Tuesday, April 17, 2012

Washington Post Confesses To News Suppression

The Washington Post couldn't completely bury the story about how Obamacare's "savings" were based upon pure fraud. But they gave it their best efforts!
Washington Post columnist Patrick Pexton made a rather startling admission in the paper’s Sunday edition: The Post never meant for their recent story about how President Obama’s health care law expands the budget deficit to become a viral Internet sensation. In fact, they deliberately tried to bury the story.
Putting the story (inside the paper) on A3 was the right judgment for a print publication. (Story author Lori) Montgomery urged her editors, correctly, not to put it on the front page: it wasn’t worth that.
The story in question was titled “Health care law will add $340 billion to deficit, new study finds.” It pointed out that the administration had double-counted Medicare savings in the law and once you adjusted for that it added to the deficit rather than reducing it, as the White House has claimed.
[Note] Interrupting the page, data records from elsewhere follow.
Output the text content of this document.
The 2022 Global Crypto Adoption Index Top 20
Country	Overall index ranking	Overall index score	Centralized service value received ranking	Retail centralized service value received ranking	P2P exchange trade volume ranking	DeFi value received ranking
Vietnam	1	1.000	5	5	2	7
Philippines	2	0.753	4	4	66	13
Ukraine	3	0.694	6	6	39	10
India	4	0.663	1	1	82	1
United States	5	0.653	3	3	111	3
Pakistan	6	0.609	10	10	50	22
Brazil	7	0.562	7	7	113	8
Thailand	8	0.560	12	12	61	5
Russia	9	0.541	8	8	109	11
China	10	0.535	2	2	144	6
This is pretty significant news and was soon repeated and reposted throughout the web.

Pexton, the Post’s resident ombudsman (an in-house critic-scold for those not familiar with journo-speak), admits that they are ambivalent about this success, calling story’s popularity a reflection of our “our reactive, partisan, hyperventilating media culture.”
What's also amazing is that it took so long for this story to make it into the mainstream news media. Paul Ryan laid it all out during the health care debate and all that came out of it was 2 1/2 years of Paul Ryan demonization by the Democrat/media complex.